Sieben was not in their room and Druss sat by the window, staring out over the harbour, watching the moonlit waves and the water which looked like molten iron.

He had fought in three of the four attacks - the enemy, red-cloaked, with helms boasting white horsehair plumes, running forward carrying ladders which they leaned against the walls. Rocks had been hurled down upon them, arrows peppered them. Yet on they came. The first to reach the walls were speared, or struck with swords, but a few doughty fighters made their way to the battlements, where they were cut down by the defenders. Half- way through the second attack a dull, booming sound, like controlled thunder, was heard on the walls.

“Battering-ram,” said the soldier beside him. “They won’t have much luck, those gates are reinforced with iron and brass.”

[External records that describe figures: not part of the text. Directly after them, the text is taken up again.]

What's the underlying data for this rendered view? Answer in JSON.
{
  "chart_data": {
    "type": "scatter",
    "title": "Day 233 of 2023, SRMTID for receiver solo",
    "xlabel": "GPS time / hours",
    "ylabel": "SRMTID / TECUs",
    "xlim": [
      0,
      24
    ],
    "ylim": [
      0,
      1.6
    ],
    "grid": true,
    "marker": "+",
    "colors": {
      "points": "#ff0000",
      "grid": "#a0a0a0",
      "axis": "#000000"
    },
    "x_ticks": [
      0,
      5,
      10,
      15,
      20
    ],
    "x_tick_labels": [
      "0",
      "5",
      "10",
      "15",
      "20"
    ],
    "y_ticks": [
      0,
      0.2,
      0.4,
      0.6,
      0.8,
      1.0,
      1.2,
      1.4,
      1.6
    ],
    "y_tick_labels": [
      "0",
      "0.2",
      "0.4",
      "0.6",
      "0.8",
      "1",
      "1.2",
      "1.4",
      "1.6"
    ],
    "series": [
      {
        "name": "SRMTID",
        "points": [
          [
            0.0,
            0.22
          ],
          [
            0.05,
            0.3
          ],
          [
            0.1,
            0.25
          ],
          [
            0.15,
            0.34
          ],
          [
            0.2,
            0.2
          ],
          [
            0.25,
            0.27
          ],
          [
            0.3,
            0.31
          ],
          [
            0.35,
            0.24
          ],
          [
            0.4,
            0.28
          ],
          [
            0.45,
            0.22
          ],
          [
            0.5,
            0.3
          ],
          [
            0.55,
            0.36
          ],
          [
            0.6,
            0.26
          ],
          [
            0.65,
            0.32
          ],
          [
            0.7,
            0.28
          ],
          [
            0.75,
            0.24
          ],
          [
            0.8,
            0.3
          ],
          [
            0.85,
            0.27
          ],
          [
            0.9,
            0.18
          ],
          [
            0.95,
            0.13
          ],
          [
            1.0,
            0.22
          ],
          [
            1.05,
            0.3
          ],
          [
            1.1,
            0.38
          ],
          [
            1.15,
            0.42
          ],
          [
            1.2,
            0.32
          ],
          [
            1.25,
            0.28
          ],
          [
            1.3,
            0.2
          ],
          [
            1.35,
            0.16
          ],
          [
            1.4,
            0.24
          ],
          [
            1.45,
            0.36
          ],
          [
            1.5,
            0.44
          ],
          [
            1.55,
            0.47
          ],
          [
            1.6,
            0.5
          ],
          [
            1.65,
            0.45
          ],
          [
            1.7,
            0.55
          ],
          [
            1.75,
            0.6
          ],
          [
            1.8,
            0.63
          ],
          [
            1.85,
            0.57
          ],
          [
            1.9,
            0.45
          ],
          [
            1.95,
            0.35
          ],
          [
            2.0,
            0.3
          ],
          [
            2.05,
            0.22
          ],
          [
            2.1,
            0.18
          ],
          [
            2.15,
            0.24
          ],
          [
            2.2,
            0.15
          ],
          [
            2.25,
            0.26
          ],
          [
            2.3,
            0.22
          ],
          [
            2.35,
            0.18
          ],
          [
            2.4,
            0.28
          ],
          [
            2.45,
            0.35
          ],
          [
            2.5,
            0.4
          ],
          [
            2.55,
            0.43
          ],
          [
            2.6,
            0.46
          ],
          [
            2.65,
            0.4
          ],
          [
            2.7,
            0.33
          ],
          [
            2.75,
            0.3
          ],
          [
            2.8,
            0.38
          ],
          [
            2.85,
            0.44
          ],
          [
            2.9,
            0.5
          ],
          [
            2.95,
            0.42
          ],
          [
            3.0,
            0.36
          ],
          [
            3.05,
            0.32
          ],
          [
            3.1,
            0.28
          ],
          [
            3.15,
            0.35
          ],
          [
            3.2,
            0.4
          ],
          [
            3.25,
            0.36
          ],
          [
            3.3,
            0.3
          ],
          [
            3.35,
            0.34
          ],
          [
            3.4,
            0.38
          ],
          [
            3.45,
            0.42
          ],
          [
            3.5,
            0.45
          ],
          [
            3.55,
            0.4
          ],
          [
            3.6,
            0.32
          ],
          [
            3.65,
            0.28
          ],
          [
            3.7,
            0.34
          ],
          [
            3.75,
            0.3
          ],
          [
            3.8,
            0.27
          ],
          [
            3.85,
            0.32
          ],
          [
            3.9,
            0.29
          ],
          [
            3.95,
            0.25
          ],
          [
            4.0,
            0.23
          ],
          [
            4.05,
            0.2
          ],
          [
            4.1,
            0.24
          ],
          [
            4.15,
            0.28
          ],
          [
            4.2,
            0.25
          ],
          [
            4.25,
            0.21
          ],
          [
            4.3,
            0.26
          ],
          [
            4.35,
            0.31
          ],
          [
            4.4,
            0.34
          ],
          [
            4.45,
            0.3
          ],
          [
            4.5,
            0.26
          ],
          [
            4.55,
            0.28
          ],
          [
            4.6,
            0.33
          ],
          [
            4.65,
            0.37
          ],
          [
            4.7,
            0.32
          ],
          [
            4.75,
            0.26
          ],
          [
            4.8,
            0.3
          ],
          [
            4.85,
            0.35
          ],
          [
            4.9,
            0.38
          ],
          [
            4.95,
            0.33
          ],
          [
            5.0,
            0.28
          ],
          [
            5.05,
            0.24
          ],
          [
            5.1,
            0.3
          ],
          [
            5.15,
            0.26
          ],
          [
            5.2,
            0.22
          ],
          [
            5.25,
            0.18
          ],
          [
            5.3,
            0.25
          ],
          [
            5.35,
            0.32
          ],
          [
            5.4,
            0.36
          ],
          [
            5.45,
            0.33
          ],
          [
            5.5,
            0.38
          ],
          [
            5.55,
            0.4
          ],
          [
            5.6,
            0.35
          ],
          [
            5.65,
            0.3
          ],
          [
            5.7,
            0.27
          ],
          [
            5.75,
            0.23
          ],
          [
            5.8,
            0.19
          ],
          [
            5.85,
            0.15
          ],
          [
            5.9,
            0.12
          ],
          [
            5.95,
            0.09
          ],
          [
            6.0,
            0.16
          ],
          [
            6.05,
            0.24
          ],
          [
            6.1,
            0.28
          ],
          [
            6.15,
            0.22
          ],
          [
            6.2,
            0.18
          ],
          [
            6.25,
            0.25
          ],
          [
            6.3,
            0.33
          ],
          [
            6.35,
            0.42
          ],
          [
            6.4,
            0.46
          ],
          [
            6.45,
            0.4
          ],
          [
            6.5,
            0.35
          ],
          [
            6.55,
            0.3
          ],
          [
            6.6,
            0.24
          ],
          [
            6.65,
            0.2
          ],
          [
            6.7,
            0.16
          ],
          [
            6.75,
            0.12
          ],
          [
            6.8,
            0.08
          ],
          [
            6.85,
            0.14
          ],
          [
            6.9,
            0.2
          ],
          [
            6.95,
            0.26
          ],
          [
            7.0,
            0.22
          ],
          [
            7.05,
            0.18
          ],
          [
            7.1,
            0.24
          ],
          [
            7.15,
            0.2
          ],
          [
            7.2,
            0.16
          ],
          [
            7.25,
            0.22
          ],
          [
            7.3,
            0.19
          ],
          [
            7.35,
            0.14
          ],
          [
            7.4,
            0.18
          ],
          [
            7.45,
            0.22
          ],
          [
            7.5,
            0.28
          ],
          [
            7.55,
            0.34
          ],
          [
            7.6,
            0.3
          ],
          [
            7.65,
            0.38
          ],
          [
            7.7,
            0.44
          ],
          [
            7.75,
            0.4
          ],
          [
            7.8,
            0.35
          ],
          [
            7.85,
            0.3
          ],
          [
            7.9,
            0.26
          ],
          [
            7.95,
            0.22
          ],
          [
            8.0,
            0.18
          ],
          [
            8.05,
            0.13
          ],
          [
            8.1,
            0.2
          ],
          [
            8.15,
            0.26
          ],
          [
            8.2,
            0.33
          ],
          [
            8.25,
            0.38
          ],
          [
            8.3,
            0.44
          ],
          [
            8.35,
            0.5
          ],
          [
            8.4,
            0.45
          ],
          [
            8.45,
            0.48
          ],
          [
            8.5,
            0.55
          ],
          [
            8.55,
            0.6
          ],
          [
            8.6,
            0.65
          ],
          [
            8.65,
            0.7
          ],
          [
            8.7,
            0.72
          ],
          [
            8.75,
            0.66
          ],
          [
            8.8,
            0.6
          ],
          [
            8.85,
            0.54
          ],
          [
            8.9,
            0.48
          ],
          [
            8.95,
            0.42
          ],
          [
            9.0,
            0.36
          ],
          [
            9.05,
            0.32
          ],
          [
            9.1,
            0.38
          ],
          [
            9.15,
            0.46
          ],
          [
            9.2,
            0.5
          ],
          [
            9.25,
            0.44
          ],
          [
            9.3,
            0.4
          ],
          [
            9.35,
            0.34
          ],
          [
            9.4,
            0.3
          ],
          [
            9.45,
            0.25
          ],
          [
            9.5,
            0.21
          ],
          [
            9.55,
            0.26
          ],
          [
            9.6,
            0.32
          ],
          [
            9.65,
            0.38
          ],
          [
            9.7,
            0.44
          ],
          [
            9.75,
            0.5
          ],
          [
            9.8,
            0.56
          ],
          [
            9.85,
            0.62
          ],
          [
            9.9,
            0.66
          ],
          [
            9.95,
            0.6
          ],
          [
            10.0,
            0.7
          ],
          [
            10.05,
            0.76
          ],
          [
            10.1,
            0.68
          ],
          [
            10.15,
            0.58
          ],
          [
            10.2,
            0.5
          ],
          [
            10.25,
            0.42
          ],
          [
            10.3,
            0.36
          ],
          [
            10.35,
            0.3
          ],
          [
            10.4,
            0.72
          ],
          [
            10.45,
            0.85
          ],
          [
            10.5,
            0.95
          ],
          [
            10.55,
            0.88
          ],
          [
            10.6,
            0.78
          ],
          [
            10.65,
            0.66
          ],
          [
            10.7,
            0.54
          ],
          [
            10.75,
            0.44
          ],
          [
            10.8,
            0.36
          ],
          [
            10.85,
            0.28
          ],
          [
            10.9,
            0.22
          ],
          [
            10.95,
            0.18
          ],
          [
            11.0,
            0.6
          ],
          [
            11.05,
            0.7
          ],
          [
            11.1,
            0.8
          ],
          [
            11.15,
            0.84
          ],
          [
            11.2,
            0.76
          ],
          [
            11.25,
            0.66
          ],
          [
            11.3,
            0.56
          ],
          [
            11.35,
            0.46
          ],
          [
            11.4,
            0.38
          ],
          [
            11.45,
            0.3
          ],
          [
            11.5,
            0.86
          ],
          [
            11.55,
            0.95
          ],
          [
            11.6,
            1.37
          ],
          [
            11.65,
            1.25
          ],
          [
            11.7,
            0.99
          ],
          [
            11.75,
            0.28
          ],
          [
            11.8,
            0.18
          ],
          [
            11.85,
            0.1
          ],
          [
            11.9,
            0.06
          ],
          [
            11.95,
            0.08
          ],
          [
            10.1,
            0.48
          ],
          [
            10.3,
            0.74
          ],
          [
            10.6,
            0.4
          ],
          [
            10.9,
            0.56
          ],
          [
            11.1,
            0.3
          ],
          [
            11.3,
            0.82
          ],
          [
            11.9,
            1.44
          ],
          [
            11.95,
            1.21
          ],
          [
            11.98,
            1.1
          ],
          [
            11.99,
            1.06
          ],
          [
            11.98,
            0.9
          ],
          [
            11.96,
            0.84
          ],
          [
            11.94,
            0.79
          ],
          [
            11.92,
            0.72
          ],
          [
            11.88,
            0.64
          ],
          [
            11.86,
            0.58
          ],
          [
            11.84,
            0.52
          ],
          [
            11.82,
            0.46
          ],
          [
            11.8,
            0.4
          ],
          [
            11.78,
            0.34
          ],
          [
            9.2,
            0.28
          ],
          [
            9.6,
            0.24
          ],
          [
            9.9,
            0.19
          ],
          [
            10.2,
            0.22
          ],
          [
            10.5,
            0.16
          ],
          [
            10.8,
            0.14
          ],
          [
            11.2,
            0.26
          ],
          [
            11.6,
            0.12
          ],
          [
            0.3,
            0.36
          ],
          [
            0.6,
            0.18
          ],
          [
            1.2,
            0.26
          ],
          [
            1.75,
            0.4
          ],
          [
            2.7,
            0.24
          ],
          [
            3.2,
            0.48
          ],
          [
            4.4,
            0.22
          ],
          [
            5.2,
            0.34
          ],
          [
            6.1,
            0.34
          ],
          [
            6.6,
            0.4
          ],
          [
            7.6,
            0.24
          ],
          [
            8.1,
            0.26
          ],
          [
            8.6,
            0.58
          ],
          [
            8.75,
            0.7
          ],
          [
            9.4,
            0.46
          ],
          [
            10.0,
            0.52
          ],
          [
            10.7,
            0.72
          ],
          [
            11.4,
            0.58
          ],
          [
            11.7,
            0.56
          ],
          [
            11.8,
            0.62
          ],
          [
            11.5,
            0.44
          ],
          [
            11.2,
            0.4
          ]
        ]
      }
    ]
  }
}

Druss leaned back in his chair and stared down at Snaga. In the main, he had used the axe to push back ladders, sliding them along the wall, sending attackers tumbling to the rocky ground below. Only twice had the weapon drawn blood. Reaching out Druss stroked the black haft, remembering the victims - a tall, beardless warrior and a swarthy, pot-bellied man in an iron helm. The first had died when Snaga crunched through his wooden breastplate, the second when the silver blades had sheared his iron helm in two. Druss ran his thumb along the blades. Not a mark, or a nick.

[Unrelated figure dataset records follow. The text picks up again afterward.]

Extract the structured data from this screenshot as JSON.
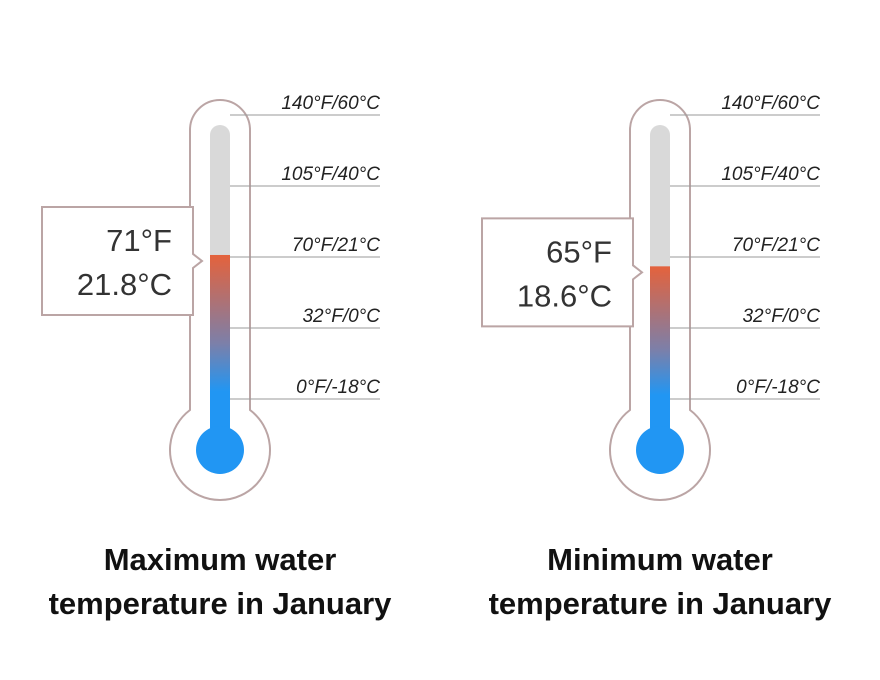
{
  "chart_data": [
    {
      "type": "thermometer",
      "title": "Maximum water temperature in January",
      "values": [
        71,
        21.8
      ],
      "value_labels": [
        "71°F",
        "21.8°C"
      ],
      "yticks": [
        {
          "value": 140,
          "label": "140°F/60°C"
        },
        {
          "value": 105,
          "label": "105°F/40°C"
        },
        {
          "value": 70,
          "label": "70°F/21°C"
        },
        {
          "value": 32,
          "label": "32°F/0°C"
        },
        {
          "value": 0,
          "label": "0°F/-18°C"
        }
      ],
      "color": "#2196f3"
    },
    {
      "type": "thermometer",
      "title": "Minimum water temperature in January",
      "values": [
        65,
        18.6
      ],
      "value_labels": [
        "65°F",
        "18.6°C"
      ],
      "yticks": [
        {
          "value": 140,
          "label": "140°F/60°C"
        },
        {
          "value": 105,
          "label": "105°F/40°C"
        },
        {
          "value": 70,
          "label": "70°F/21°C"
        },
        {
          "value": 32,
          "label": "32°F/0°C"
        },
        {
          "value": 0,
          "label": "0°F/-18°C"
        }
      ],
      "color": "#2196f3"
    }
  ]
}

Sieben arrived at the room just before midnight. His eyes were red-rimmed and he yawned constantly. “What happened to you?” asked Druss.

The poet smiled. “I made new friends.” Pulling off his boots he settled back on one of the narrow beds.

Druss sniffed the air. “Smells like you were rolling in a flowerbed.”

“A bed of flowers,” said Sieben, with a smile. “Yes, almost exactly how I would describe it.”

Druss frowned. “Well, never mind that, do you know anything about rules of engagement?”